Hauptabnehmer des iranischen Öls war seit 2020 China. Analysten schätzen, dass das iranische Öl rund 13 % bis 13,4 % der gesamten chinesischen Rohölimporte auf dem Seeweg ausmacht. Hauptabnehmer sind unabhängige chinesische Raffinerien, sogenannte „Teapots“, in der Provinz Shandong, die das Öl aufgrund von Rabatten (8–10 USD unter Brent-Preis) bevorzugten. Die Lieferung ist derzeit sicher unmöglich.

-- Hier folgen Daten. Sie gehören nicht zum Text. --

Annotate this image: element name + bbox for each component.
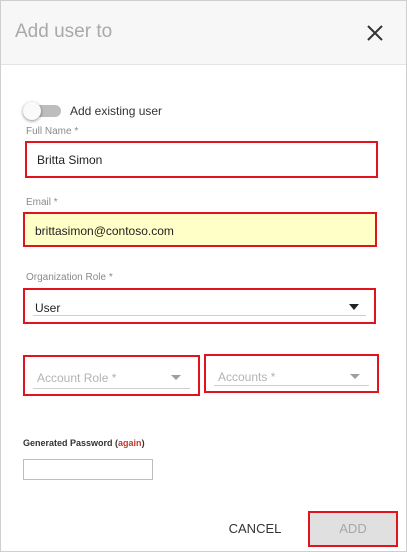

Auch der Export von iranischen Drohnen nach Rußland wird nur noch eingeschränkt möglich sein, weil der Iran die Dinger selber braucht. Umgekehrt wird die Lieferung ausländischer Lebensmittel nach dem Iran nur noch mit Eselskarawanen über Gebirgspässe möglich sein. Obwohl der Iran selbst wichtige Agrarprodukte wie Pistazien und Safran exportiert, ist die Abhängigkeit von ausländischen Agrarimporten aufgrund von Wasserknappheit und begrenzten heimischen Produktionskapazitäten für den täglichen Bedarf hoch. Bis Anfang 2026 wurden bereits über 90 % der geplanten Getreideimporte für die Saison 2025/26 getätigt. Lieferant war vor allem Rußland. Mais aus Brasilien und Reis sind weitere entscheidende Importe.

Nach meinen Beobachtungen sind durch den jüngsten Waffengang vor allem China und Rußland geschädigt. Das betrifft auch die Seidenstraße. Bei den BRICS wird es Klärungsbedarf geben. Den Vorsitz hat grad Indien. Verflixt schwierige Aufgaben!